One limitation of this study was that only anteroposterior and lateral views were provided with standard 2D DSA. When an aneurysm is suspected on the basis of anteroposterior or lateral views, obtaining oblique images to adequately define the aneurysm anatomy would be warranted. A more appropriate study would be to obtain as many obliquities as are necessary to adequately define the aneurysm anatomy and then compare this with 3D DSA images. However, many oblique images would result in higher doses of contrast material, longer examination times, and more exposure to radiation. However, ethical and economic concerns may obviate such a comparison in a clinical study such as ours.
Recently, volume rendering, a third 3D technique (14), has been introduced. This method has some advantages over the MIP and SSD techniques. First, the entire DSA data set can be incorporated within the 3D image, whereas a small fraction of data is displayed on MIP and SSD images. Second, the number, density, and opacity of voxels can be adjusted separately to allow a change in the transparency of selected materials. Finally, the 3D appearance is maintained and thereby enables a good analysis of the relationship among vascular structures. Although a longer period is required to reconstruct 3D images, because of the larger data set incorporated, more accurate evaluation is likely possible.
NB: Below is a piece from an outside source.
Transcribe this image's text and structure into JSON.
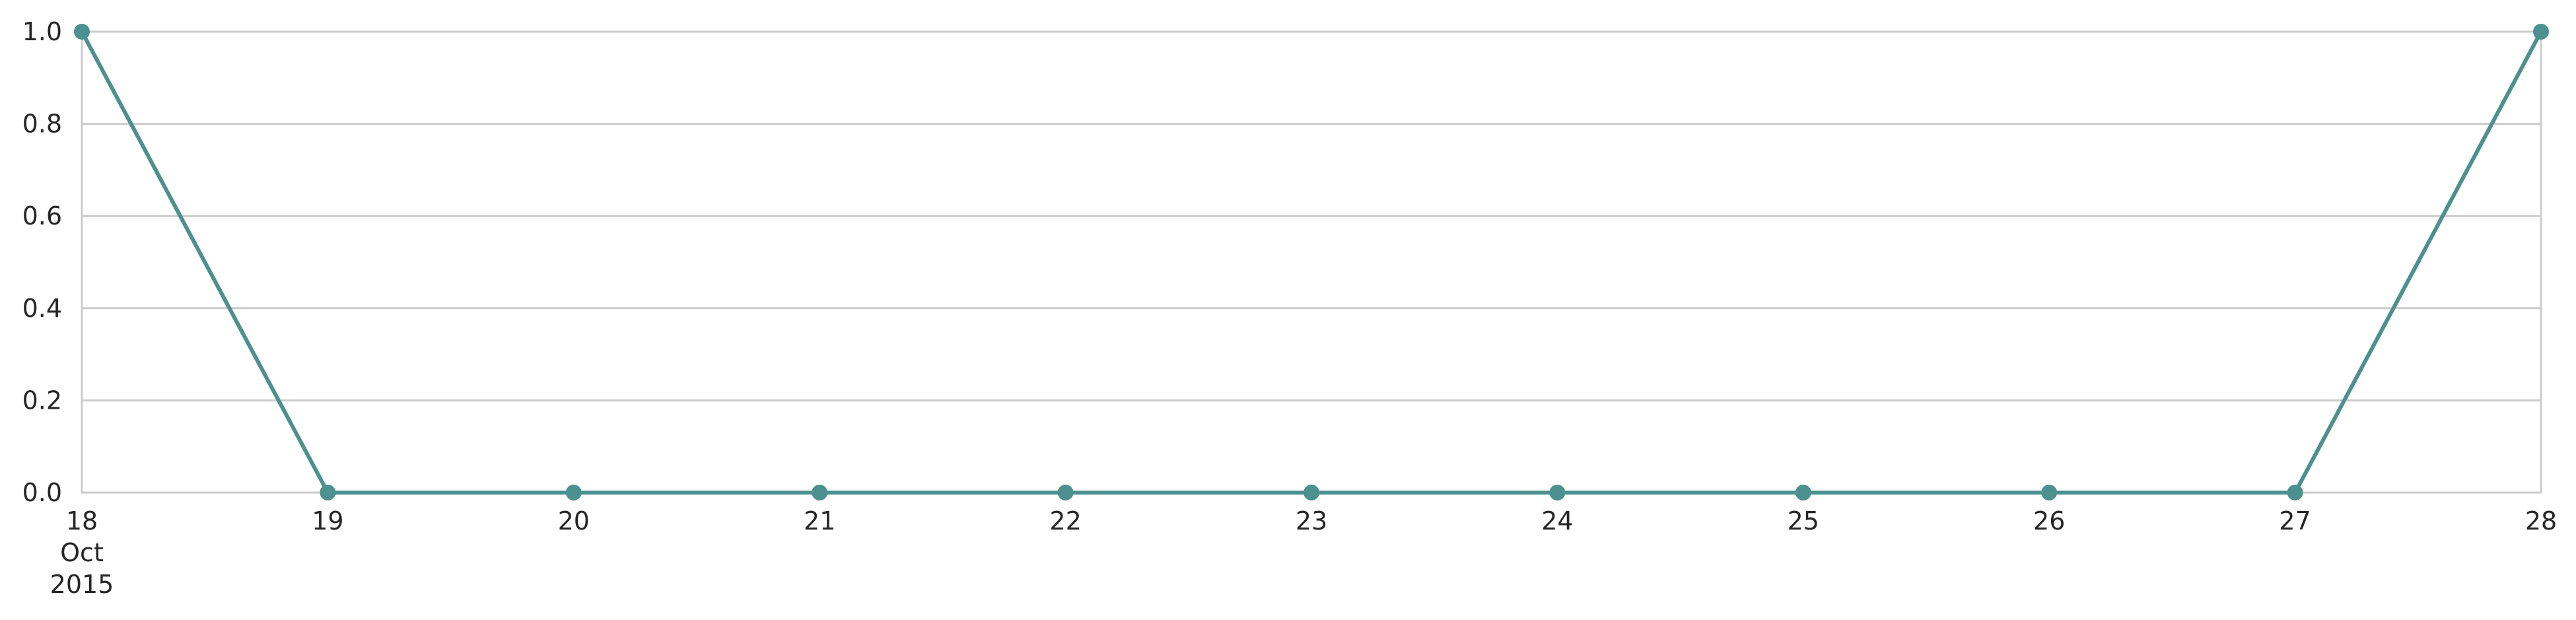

It should be possible to extend this technique to the evaluation of other vascular lesions, such as arteriovenous malformations, arterial stenosis, and vascular tumors, in various parts of the body. In addition, 3D DSA provides morphologic information. The information can be used for interventions such as percutaneous transluminal angioplasty and vascular stent placement.
Three-dimensional DSA, especially SSD images, clearly revealed aneurysms and aneurysmal lobulation, aneurysmal neck, and adjacent vessels without significant artifacts. Such detailed information is likely to be very useful for the surgical management, endovascular planning, and treatment of cerebral aneurysms.
- Received May 31, 2001.
- Accepted after revision April 30, 2002.